27 Ocak 2011 Perşembe

Universiade 2011 Erzurum Kış Oyunları

Aglamak mi istedim ben? Yoksa her sefer oldugu gibi, her milli bir basariyi izlerken ki doktugum gozyaslari miydi bu gozumden akan birkac damla?

Erzurum'u nerelere tasidi bu olimpiyat acilis gosterileri... Gurur duydum ulkemle. Haddinden fazla emek harcanmis. Memleketim olmasi da bu sekilde dusunmeme etki ediyordur Erzurum hakkinda. Erzurumlu olmayan insanlar da bu sekilde dusunuyorlardir eminim.

Anlamadigim nokta ise, olimpiyatlari ya da onu bahane ederek baska siyasi seyleri akillarina alan ve o guzel beyinlerini protesto niyetiyle butunleyen genclerin yaptiklaridir. Nasil bir dusunce var sizde? Anlamiyorum. Anlamak da istemiyorum. Vatanini surekli kotuleyen, devletini surekli her anlamda kotu yerlere ceken, kendini akilli(!) diye tanimlayan gencler; acaba hangi vatanda yasadiklarini, hangi dinin etkili oldugu topraklarda yasadiklarini ne zaman ogrenecekler? Ve anlamadigim diger bir nokta ise, bu genclerin geneline baktigimizda, neden hep carpik bir yetisme tarzi, ailevi ve milli kulturlerden yozlasma durumu, ateistligin hakim surdugu bir dusunce goruluyor? Goruyorum ya da?

Not: Milliyetci tarafimi genelde belli etmem ben. Kaldi ki agzimdan bugune kadar ne bir siyasetciye laf cikmistir iyi ya da kotu ne de Turkiye Cumhuriyeti kurucusu Mustafa Kemal Ataturk'e karsi... Bu aksam dayanamadim bu guzel gosteriler karsisinda.
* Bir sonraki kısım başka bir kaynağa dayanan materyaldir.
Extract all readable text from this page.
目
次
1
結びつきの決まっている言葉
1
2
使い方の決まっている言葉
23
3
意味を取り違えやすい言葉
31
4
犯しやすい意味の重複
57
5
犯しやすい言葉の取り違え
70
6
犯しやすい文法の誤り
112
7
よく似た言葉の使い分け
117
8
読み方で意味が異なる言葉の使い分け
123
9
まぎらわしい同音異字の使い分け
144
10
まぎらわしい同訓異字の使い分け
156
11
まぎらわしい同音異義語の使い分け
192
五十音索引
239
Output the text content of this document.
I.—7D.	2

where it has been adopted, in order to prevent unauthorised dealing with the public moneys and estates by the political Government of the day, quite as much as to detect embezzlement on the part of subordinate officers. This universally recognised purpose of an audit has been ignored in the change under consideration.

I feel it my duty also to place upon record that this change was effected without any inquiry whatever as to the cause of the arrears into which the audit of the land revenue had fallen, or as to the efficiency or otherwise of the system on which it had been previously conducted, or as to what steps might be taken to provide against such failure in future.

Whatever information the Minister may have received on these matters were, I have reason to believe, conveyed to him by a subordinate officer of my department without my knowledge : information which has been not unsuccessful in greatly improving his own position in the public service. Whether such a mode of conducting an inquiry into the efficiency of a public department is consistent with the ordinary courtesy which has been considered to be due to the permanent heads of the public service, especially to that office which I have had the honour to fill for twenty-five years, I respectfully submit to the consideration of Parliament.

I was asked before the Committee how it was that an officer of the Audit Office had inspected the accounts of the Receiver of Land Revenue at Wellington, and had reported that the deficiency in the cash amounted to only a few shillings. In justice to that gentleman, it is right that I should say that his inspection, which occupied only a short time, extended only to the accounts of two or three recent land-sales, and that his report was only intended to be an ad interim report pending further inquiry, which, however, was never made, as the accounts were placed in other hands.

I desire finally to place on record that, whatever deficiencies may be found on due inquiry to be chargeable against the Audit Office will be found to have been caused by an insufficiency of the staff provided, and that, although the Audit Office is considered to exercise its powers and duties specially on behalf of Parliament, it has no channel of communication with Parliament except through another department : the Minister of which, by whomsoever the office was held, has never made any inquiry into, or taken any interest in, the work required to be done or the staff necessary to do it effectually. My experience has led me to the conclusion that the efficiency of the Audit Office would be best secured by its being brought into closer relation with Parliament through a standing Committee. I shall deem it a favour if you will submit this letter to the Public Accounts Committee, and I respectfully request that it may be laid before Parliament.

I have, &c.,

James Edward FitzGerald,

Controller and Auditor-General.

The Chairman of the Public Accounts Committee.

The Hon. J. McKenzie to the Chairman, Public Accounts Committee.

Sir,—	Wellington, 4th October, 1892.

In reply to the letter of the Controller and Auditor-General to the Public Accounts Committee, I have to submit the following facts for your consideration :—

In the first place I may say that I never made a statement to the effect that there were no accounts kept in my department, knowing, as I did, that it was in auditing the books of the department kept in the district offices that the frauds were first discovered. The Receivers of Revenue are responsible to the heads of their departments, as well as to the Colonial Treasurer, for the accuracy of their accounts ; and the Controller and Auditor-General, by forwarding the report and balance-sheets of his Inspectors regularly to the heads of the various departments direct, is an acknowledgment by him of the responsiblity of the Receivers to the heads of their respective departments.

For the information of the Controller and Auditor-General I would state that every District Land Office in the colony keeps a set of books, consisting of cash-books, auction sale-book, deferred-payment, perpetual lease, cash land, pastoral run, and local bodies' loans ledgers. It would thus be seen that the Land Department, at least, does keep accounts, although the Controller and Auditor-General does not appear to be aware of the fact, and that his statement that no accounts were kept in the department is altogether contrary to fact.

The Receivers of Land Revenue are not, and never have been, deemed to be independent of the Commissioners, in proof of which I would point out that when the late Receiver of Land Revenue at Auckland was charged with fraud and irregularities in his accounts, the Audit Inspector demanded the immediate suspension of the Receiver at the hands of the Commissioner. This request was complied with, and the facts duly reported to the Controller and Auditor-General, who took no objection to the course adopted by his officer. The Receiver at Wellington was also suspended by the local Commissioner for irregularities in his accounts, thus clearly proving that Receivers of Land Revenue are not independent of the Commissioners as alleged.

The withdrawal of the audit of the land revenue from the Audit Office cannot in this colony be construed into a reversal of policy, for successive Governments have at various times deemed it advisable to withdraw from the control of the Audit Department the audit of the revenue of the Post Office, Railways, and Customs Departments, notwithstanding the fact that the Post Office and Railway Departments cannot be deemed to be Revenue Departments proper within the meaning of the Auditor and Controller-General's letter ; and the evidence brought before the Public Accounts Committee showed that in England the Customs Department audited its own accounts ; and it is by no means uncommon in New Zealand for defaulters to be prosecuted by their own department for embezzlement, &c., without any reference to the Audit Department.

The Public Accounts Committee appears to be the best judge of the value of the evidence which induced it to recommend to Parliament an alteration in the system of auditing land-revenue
Not 2: Kenan Dogulu'nun olimpiyat acilisinda Shake it up Shekerim (boyle mi yaziliyordu?) sarkisini soylemesi tabiki beklenen bir seydi. Kenan Dogulu ismi beklenen bir sey miydi? Hem de playback sekilde? Himm. Hadise'nin o soguga dayanamayacagini dusunuyorum su anda. Tarkan? Saka yapiyorsun?..
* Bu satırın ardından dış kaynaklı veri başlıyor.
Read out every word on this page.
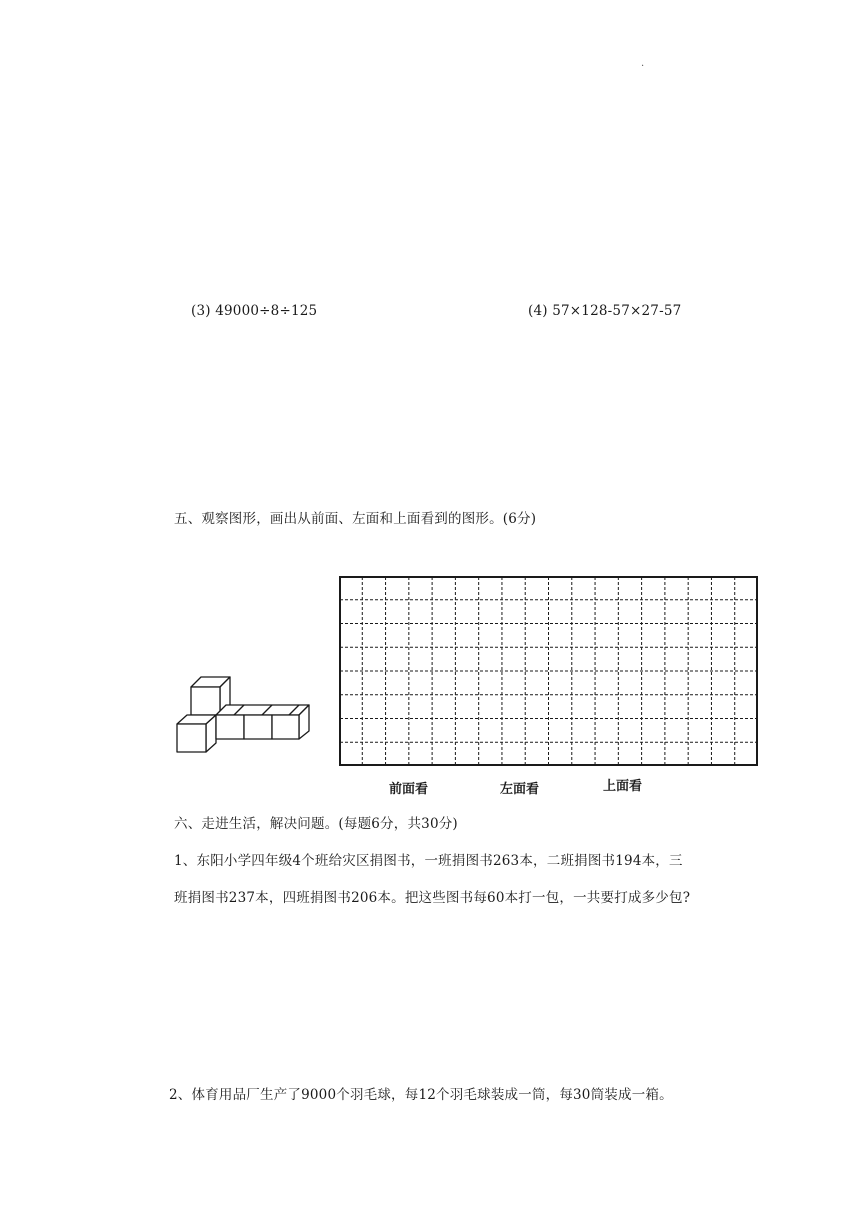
.
(3) 49000÷8÷125	(4) 57×128-57×27-57
五、观察图形，画出从前面、左面和上面看到的图形。(6分)
前面看	左面看	上面看
六、走进生活，解决问题。(每题6分，共30分)
1、东阳小学四年级4个班给灾区捐图书，一班捐图书263本，二班捐图书194本，三
班捐图书237本，四班捐图书206本。把这些图书每60本打一包，一共要打成多少包?
2、体育用品厂生产了9000个羽毛球，每12个羽毛球装成一筒，每30筒装成一箱。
Not 3: Bunlarin disinda, tatilim ilginc geciyor. O kadar ilginc ki ne ders calisiyorum ne de baska yararli bir sey yapiyorum. Yalniz, elime surekli kitap gecirmeye calisiyorum. Faydali bir seylerle ugrasmaya calisiyorum. Sanirim tatil modundan ancak yarin cikabilecegim. Hadi bakalim...

Not 4: Turkiye'den madalya bekleyen yoktur heralde. Sahsen ben ev sahipligi yaptigimiz icin bile cok cok memnunum ulkem adina.

26 Ocak 2011 Çarşamba

Susmamaliyim ben.

Susmak gerekiyormus bazen.
Sadece geriye dogru bakmadan, kulaklarini tikayip; baska seyler dusunmek gerekiyormus, onceden yasananlara ragmen...
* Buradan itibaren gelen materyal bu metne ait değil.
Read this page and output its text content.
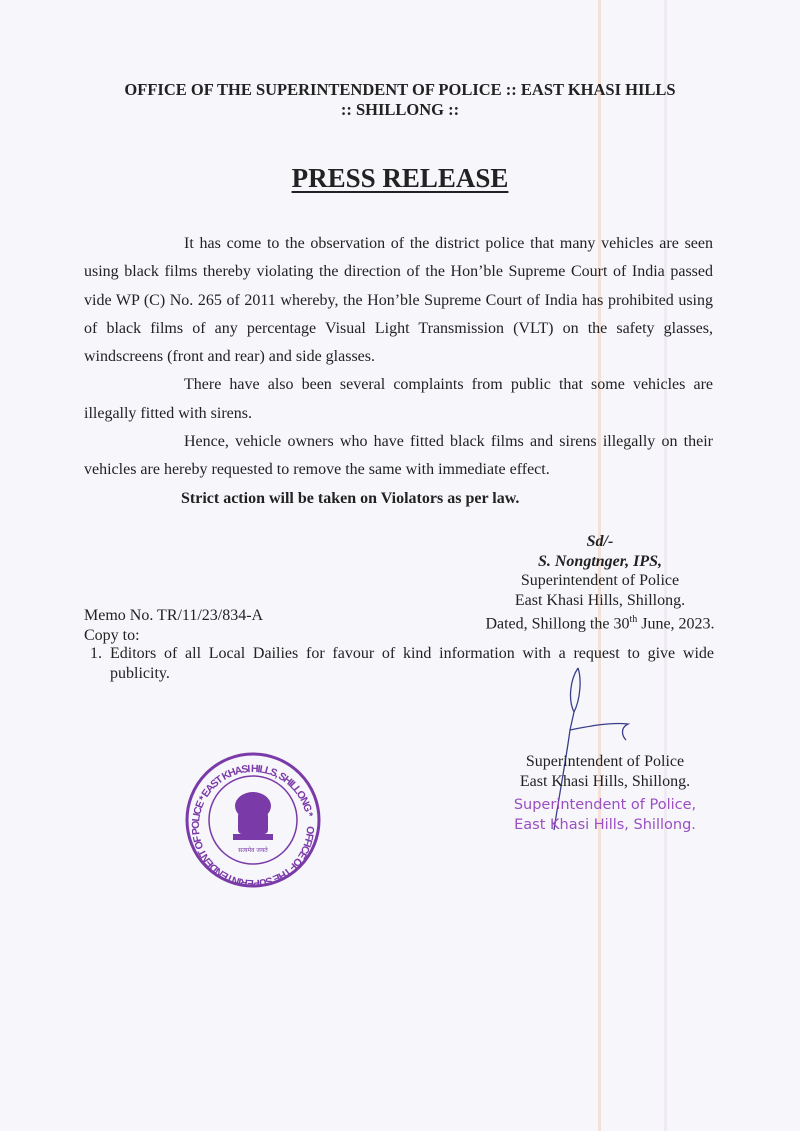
OFFICE OF THE SUPERINTENDENT OF POLICE :: EAST KHASI HILLS
:: SHILLONG ::
PRESS RELEASE

It has come to the observation of the district police that many vehicles are seen using black films thereby violating the direction of the Hon’ble Supreme Court of India passed vide WP (C) No. 265 of 2011 whereby, the Hon’ble Supreme Court of India has prohibited using of black films of any percentage Visual Light Transmission (VLT) on the safety glasses, windscreens (front and rear) and side glasses.

There have also been several complaints from public that some vehicles are illegally fitted with sirens.

Hence, vehicle owners who have fitted black films and sirens illegally on their vehicles are hereby requested to remove the same with immediate effect.

Strict action will be taken on Violators as per law.

Sd/-
S. Nongtnger, IPS,
Superintendent of Police
East Khasi Hills, Shillong.
Dated, Shillong the 30th June, 2023.
Memo No. TR/11/23/834-A
Copy to:
1. Editors of all Local Dailies for favour of kind information with a request to give wide publicity.
Superintendent of Police
East Khasi Hills, Shillong.
Superintendent of Police,
East Khasi Hills, Shillong.
OFFICE OF THE SUPERINTENDENT OF POLICE * EAST KHASI HILLS, SHILLONG *
सत्यमेव जयते
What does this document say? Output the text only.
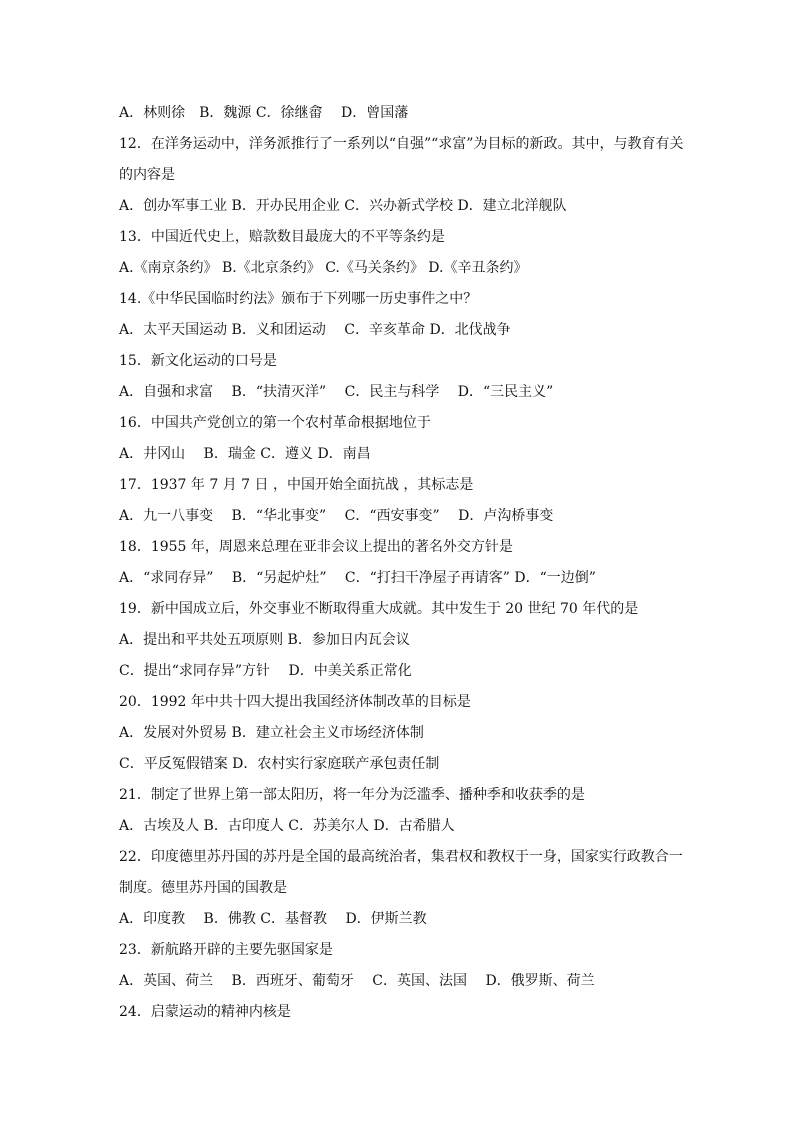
A．林则徐　B．魏源 C．徐继畲　 D．曾国藩
12．在洋务运动中，洋务派推行了一系列以“自强”“求富”为目标的新政。其中，与教育有关
的内容是
A．创办军事工业 B．开办民用企业 C．兴办新式学校 D．建立北洋舰队
13．中国近代史上，赔款数目最庞大的不平等条约是
A.《南京条约》 B.《北京条约》 C.《马关条约》 D.《辛丑条约》
14.《中华民国临时约法》颁布于下列哪一历史事件之中？
A．太平天国运动 B．义和团运动　 C．辛亥革命 D．北伐战争
15．新文化运动的口号是
A．自强和求富　 B．“扶清灭洋”　 C．民主与科学　 D．“三民主义”
16．中国共产党创立的第一个农村革命根据地位于
A．井冈山　 B．瑞金 C．遵义 D．南昌
17．1937 年 7 月 7 日 ，中国开始全面抗战 ，其标志是
A．九一八事变　 B．“华北事变”　 C．“西安事变”　 D．卢沟桥事变
18．1955 年，周恩来总理在亚非会议上提出的著名外交方针是
A．“求同存异”　 B．“另起炉灶”　 C．“打扫干净屋子再请客” D．“一边倒”
19．新中国成立后，外交事业不断取得重大成就。其中发生于 20 世纪 70 年代的是
A．提出和平共处五项原则 B．参加日内瓦会议
C．提出“求同存异”方针　 D．中美关系正常化
20．1992 年中共十四大提出我国经济体制改革的目标是
A．发展对外贸易 B．建立社会主义市场经济体制
C．平反冤假错案 D．农村实行家庭联产承包责任制
21．制定了世界上第一部太阳历，将一年分为泛滥季、播种季和收获季的是
A．古埃及人 B．古印度人 C．苏美尔人 D．古希腊人
22．印度德里苏丹国的苏丹是全国的最高统治者，集君权和教权于一身，国家实行政教合一
制度。德里苏丹国的国教是
A．印度教　 B．佛教 C．基督教　 D．伊斯兰教
23．新航路开辟的主要先驱国家是
A．英国、荷兰　 B．西班牙、葡萄牙　 C．英国、法国　 D．俄罗斯、荷兰
24．启蒙运动的精神内核是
Susmam gerektigi zaman, rolumu cok iyi oynuyorum hayata karsi. Inadim ve gururum daha da yardimci oluyor o zamanlar.

Konusmam gereken zamanlarda ise; susmanin kolayligini, insanligin cekingenligini, butun masumlugumu takiniyorum benligime. Ve yine susuyorum.

Konustugum zamanlar da oluyor elbette. Cok nadir belki; ama oluyor...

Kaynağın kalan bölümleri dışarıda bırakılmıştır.